Most TCW readers will have welcomed the decision to bring no charges against the Hither Green pensioner who, cornered in his kitchen by a thug armed with a screwdriver, somehow managed to kill the intruder. Most will also have few good words for the police who locked him up for two nights, leaving his disabled wife without care, or for the hapless CPS, which took a day or more to reach the sensible decision that no proceedings were necessary.

There is no doubt that householders should not have the prospect of this kind of treatment held over them. Even missing out the obvious US comparison, police and prosecutors elsewhere in Europe are far more blasé: it is difficult to imagine a gendarme or an agente giving the homesteader anything other than a discreet thumbs-up in the majority of such cases. But for once, our police and prosecutors are, one suspects, the wrong target. So also, perhaps surprisingly, is the government, which in 2013 actually tried to legislate to stop this happening by supplementing the right to use reasonable force with a provision protecting householders whose acts were not ‘grossly disproportionate’.


The real villain of the piece you may already have guessed. It’s the European Convention on Human Rights, regarded as little short of Holy Writ by the great and the good, who as ever regard it as the highest virtue to insist that every jot and tittle of it be observed. It is this document that forms a large part of the training of every policeman (no argument allowed), and sits metaphorically on the shoulder of every CPS functionary from morning to night. In the present case there is little doubt that, rather like Ed Miliband dancing to the puppet strings of Nicola Sturgeon in the 2015 Tory general election poster, both police and CPS were doing exactly what they were told by the human rights lawyers.

The problem is the innocent-sounding Article 2, stating that ‘Everyone’s right to life shall be protected by law’: a provision which, though ostensibly aimed at the state, has for some time been construed as effectively requiring the state to criminalise all killing by private people within very narrow limits (force ‘no more than absolutely necessary’ to prevent unlawful violence). The difficulty with this article arises in two forms.

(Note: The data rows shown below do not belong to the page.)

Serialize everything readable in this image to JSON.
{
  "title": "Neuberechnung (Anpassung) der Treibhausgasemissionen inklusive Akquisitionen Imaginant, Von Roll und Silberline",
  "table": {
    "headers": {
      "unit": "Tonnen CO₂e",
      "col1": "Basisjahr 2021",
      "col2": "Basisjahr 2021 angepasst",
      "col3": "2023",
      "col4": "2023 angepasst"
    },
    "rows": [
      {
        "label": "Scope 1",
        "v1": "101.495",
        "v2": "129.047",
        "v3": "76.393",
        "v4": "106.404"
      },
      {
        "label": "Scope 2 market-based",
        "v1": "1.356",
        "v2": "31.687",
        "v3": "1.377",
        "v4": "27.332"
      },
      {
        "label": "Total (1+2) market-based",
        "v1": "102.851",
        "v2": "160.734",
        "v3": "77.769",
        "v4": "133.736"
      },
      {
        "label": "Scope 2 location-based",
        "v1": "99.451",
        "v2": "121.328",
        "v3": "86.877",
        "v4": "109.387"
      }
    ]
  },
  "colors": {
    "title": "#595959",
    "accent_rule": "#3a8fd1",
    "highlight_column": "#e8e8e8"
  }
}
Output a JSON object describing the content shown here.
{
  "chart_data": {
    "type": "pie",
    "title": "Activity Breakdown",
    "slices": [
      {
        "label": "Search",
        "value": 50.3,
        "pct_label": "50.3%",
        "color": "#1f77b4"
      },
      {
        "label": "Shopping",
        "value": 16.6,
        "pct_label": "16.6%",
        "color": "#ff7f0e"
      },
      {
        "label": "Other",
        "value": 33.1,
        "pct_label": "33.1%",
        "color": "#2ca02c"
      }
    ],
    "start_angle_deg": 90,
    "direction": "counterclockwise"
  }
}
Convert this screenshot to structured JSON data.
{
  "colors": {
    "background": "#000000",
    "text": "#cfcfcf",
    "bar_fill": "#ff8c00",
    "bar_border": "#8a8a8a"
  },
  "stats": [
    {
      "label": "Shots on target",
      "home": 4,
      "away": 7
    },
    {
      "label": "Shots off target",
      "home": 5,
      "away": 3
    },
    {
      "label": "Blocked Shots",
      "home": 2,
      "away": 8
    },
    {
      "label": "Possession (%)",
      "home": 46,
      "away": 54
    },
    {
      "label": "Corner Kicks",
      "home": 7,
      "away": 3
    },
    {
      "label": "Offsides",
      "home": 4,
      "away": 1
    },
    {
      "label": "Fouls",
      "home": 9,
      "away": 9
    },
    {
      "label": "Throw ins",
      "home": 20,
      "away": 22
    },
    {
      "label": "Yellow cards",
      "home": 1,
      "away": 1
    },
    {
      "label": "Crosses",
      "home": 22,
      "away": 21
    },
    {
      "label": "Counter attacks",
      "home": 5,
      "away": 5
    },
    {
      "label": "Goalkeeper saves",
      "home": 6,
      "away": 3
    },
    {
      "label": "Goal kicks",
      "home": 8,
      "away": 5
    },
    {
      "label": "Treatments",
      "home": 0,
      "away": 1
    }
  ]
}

The first is that it has, to all intents and purposes, been successfully invoked to stymie the government’s 2013 reforms. In 2015, following a thief’s death in a householder’s arm-lock and the CPS’s subsequent refusal to prosecute relying on the new law, the thief’s family sued, arguing that the reformed law had infringed his right to life. They failed, but only because the court construed the new law narrowly as still requiring force to be reasonable. Had the reform actually given cast-iron protection to householders not guilty of ‘grossly disproportionate’acts, as it was fairly clearly intended to do, the court said – of course with the gleeful approbation of academic and bien-pensant commentators – that it would have infringed Article 2. No wonder the CPS took their time to be absolutely certain that they would not face a similar challenge from the family of the scapegrace of Hither Green.

All right, but what about the police’s clapping the 78-year-old householder in the cells for two nights? Surely this could have been avoided, and a convenient chat over a cup of tea substituted. He was, after all, hardly likely to abscond or re-offend. Er . . . not so fast. Article 2, you see, goes further: it requires close and vigorous investigation of deaths. Any attempt to set up a standard under which alleged victims got more favourable treatment, and less close grilling, than alleged burglars where a death was caused might equally have opened up a potential human rights challenge. Rather like Tom Lehrer’s US Army, which ‘carried the American democratic ideal to its logical conclusion, in the sense that not only do they prohibit discrimination on the grounds of race, creed, and colour, but also on the grounds of ability’, it seems that the police are now actively encouraged, courtesy of equality and human rights thinking, to avoid any discrimination on grounds of decency or respectability in hauling people in for questioning.

We have dealt before in a number of other connections (for example, here and here) with the malign influence of the ECHR. This episode is one more demonstration of the pressing need to get rid of the whole thing (it requires only six months’ notice to denounce) and replace it with something more reflecting our own concerns rather than those of a distant Euro-elite. Concerning the facts of the present case, there is some doubt whether a Bill of Rights-style document ought to go outside controlling the state and regulate the actions of private parties at all: the issues are, after all, quite different. But entirely separately from that, this is one more in a long litany of egregious human rights overreaches. Human rights are special rights. Infringements ought to amount to matters so clear-cut that no state deserves to be called civilised if it commits them. Can anyone honestly say this of a decision by an elected Parliament to give automatic protection to a householder and burglary victim who uses disproportionate, but not grossly disproportionate, force against the burglar? If any system of rights protection seriously takes this view, this alone indicates that it is high time we traded it in for a better model.